Factories and labor throughout the neutral world are available to our opponents. Germany and its allies are dependent on their own means alone.

The cultural superiority of the German soldier, his greater courage and higher sense of duty and honor cannot in themselves compensate for this superiority, all the more so because our enemies are also far superior to us demographically.

The situation is similar with the food supply. This question can also be of decisive importance for the outcome of the war, and in this area, too, our opponent has the richer sources of aid at his disposal.

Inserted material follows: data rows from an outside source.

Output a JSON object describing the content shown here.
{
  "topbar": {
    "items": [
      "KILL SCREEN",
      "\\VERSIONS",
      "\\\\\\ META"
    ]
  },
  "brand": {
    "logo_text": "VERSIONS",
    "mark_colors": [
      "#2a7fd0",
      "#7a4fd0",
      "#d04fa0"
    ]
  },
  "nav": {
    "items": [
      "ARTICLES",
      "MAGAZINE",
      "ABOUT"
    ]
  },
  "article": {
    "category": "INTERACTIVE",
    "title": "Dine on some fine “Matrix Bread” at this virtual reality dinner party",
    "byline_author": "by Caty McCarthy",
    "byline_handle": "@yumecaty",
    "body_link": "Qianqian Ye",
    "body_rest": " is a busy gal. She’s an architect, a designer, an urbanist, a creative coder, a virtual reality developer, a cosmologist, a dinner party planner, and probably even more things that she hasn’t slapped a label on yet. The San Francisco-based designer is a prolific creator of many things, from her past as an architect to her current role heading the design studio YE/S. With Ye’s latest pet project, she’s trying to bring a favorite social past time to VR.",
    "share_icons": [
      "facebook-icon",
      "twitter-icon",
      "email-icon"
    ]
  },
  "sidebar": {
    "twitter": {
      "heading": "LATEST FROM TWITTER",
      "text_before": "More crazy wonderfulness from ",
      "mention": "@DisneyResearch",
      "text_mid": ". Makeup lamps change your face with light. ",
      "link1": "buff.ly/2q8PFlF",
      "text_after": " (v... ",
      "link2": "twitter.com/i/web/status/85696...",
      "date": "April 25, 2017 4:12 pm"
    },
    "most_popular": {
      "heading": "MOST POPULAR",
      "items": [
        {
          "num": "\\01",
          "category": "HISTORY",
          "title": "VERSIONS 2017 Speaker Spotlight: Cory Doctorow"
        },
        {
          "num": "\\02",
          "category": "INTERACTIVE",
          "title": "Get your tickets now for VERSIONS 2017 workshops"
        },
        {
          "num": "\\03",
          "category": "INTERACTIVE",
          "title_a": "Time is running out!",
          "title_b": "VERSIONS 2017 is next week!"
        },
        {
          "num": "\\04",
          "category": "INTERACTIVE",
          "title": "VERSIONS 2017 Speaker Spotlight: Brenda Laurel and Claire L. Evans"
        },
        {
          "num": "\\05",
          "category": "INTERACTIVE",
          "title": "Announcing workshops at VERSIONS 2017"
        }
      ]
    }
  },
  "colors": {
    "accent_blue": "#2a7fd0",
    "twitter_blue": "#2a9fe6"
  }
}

Therefore, we can only win the war if we supply the army with enough military equipment that it confronts the enemy armies from a position of equal strength, and if we secure adequate food supplies for our entire population. Given that our enemies have richer resources, this goal is possible only if everything that our country has in natural resources, everything that industry and agriculture can produce, is utilized exclusively in prosecuting the war. This maximum performance can, however, be achieved only if the German people in its entirety puts itself at the service of the Fatherland. All other considerations have to take a back seat to this effort; they can play no role in a struggle that is about the existence or non-existence of the state – about the independence, welfare, and future of our people. After a victorious war, the peacetime economy will again blossom at home, whether we break with it now or not. After a lost war, however, holding onto peacetime conditions will have gained us nothing. We will be struck from the history of nations and condemned to complete economic dependence.

[ . . . ]

I am thus convinced that it is essential for us to pass a law, in which compulsory service is extended to the entire male population between the ages of 16 and 60 and is applied to the entire war economy. We must find a clear solution and the direct path to our goal, lest the dimensions and significance of the whole question not be clear to the people.

Every man must be put into service according to his skills, be it at the lathe, in the office, or in any other occupation where he best serves the state. The regulations that implement this law will have to take this principle into account.

A law is necessary because the representatives of the people must share responsibility and because the population will submit to the new tasks with greater willingness if the Reichstag has participated. I am convinced that the parliament will not deny its consent to this law, that approval of the law will in fact develop into such an enormously powerful demonstration of our strength and willpower that it will make a deep impression on our enemies, and we shall move a good deal closer to peace.

In closing, I am obligated to emphasize that we must come to a quick decision and that time in no sense allows for long deliberations. Individual stipulations and the modalities of carrying out this law can therefore be determined once the task has been resolved in principle.

[signed] von Hindenburg



Source: Erich Ludendorff, ed., Urkunden der Obersten Herresleitung über ihre Tätigkeit 1916/18 [Records of the Supreme Army Command on its Activities, 1916/18]. Berlin: E. S. Mittler und Sohn, 1920, p. 83 f.

Reprinted in Rüdiger vom Bruch and Björn Hofmeister, eds. Kaiserreich und Erster Weltkrieg 1871-1918 [Wilhelmine Germany and the First World War, 1871-1918]. Deutsche Geschichte in Quellen und Darstellung, edited by Rainer A. Müller, vol. 8. Stuttgart: P. Reclam, 2000, pp. 402-04.